An extended, mini-series version of the film has been released on Netflix
Quentin Tarantino’s eighth film, The Hateful Eight, is now a four-episode mini-series on Netflix. Even better, it contains 25 minutes of additional footage that wasn’t included in the cinematic release.
Fans of Tarantino’s western-themed, parlour-room whodunnit, which stars Samuel L.Jackson, Kurt Russell, Jennifer Jason Leigh, Tim Roth and Michael Madsen, may remember that the film was already divided into six distinct chapters, so it seems strange that the ultraviolent auteur would then further split the film into quarters.
Speaking to Slashfilm, the director explained his decision to adapt the movie for the streaming platform:
“Netflix came to us and said, ‘Hey, look, if you’d be interested–if there’s even more footage, [and] if you’d be interested in putting it together in a way that we could show it as three or four episodes, depending on how much extra footage you have, we’d be willing to do that.'”

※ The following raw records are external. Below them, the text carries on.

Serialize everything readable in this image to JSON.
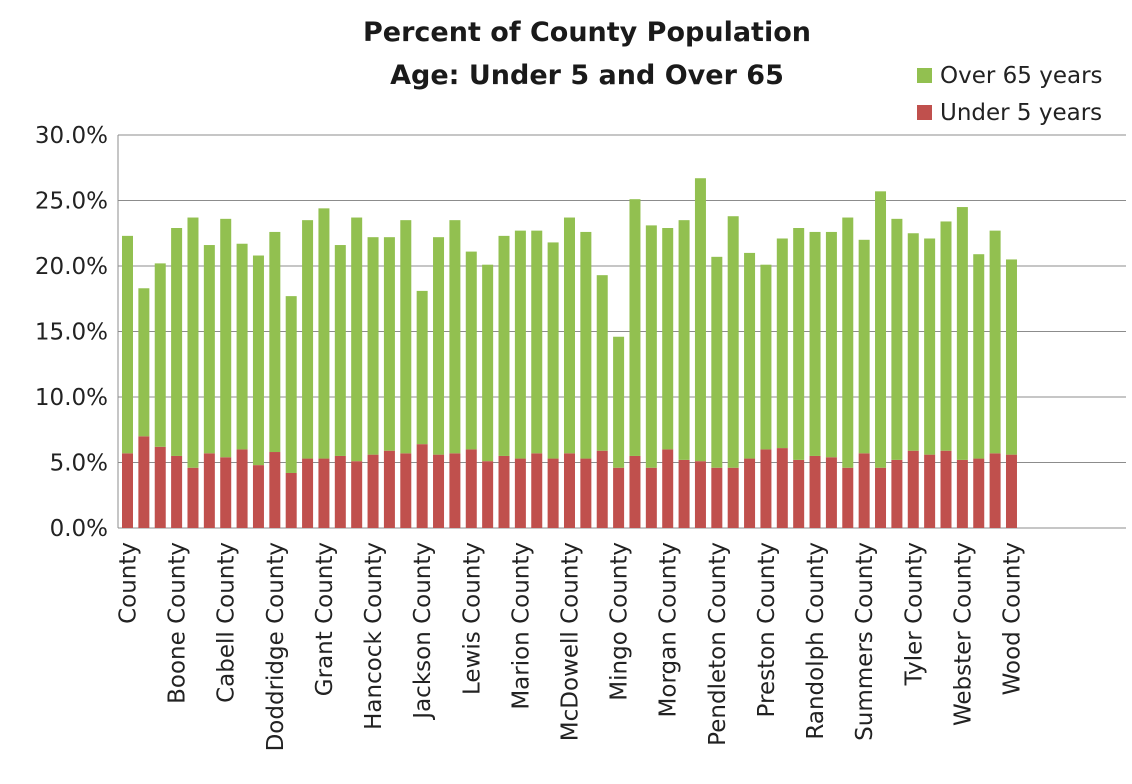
{
  "chart_data": {
    "type": "bar",
    "stacked": true,
    "title": "Percent of County Population",
    "subtitle": "Age: Under 5 and Over 65",
    "xlabel": "",
    "ylabel": "",
    "ylim": [
      0,
      30
    ],
    "yticks": [
      "0.0%",
      "5.0%",
      "10.0%",
      "15.0%",
      "20.0%",
      "25.0%",
      "30.0%"
    ],
    "grid": true,
    "legend_position": "top-right",
    "colors": {
      "over65": "#92c050",
      "under5": "#c0504d"
    },
    "categories_labeled": [
      "County",
      "Boone County",
      "Cabell County",
      "Doddridge County",
      "Grant County",
      "Hancock County",
      "Jackson County",
      "Lewis County",
      "Marion County",
      "McDowell County",
      "Mingo County",
      "Morgan County",
      "Pendleton County",
      "Preston County",
      "Randolph County",
      "Summers County",
      "Tyler County",
      "Webster County",
      "Wood County"
    ],
    "series": [
      {
        "name": "Under 5 years",
        "values": [
          5.7,
          7.0,
          6.2,
          5.5,
          4.6,
          5.7,
          5.4,
          6.0,
          4.8,
          5.8,
          4.2,
          5.3,
          5.3,
          5.5,
          5.1,
          5.6,
          5.9,
          5.7,
          6.4,
          5.6,
          5.7,
          6.0,
          5.1,
          5.5,
          5.3,
          5.7,
          5.3,
          5.7,
          5.3,
          5.9,
          4.6,
          5.5,
          4.6,
          6.0,
          5.2,
          5.1,
          4.6,
          4.6,
          5.3,
          6.0,
          6.1,
          5.2,
          5.5,
          5.4,
          4.6,
          5.7,
          4.6,
          5.2,
          5.9,
          5.6,
          5.9,
          5.2,
          5.3,
          5.7,
          5.6
        ]
      },
      {
        "name": "Over 65 years",
        "values": [
          16.6,
          11.3,
          14.0,
          17.4,
          19.1,
          15.9,
          18.2,
          15.7,
          16.0,
          16.8,
          13.5,
          18.2,
          19.1,
          16.1,
          18.6,
          16.6,
          16.3,
          17.8,
          11.7,
          16.6,
          17.8,
          15.1,
          15.0,
          16.8,
          17.4,
          17.0,
          16.5,
          18.0,
          17.3,
          13.4,
          10.0,
          19.6,
          18.5,
          16.9,
          18.3,
          21.6,
          16.1,
          19.2,
          15.7,
          14.1,
          16.0,
          17.7,
          17.1,
          17.2,
          19.1,
          16.3,
          21.1,
          18.4,
          16.6,
          16.5,
          17.5,
          19.3,
          15.6,
          17.0,
          14.9
        ]
      }
    ]
  }
}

“And I thought, wow, that’s really intriguing. I mean, the movie exists as a movie, but if I were to use all the footage we shot, and see if I could put it together in episode form, I was game to give that a shot.”
As a result, this new extended version contains around 25 minutes worth of extra footage and also means certain scenes in the film don’t play out quite the same way as the cinematic version. For instance, according to The Verge, one key sequence is now shown from the perspective of a completely different character.
Discussing the differences with the new extended edition version of Hateful Eight, the director also stated that the miniseries just has a different feel to the original. Tarantino explained:Â
“We edited the film down into 50 minute bits, and we very easily got four episodes out of it. We didn’t re-edit the whole thing from scratch, but we did a whole lot of re-editing, and it plays differently.
“Some sequences are more similar than others compared to the film, but it has a different feeling. It has a different feeling that I actually really like a lot. And there was [already] a literary aspect to the film anyway, so it definitely has this ‘chapters unfolding’ quality.”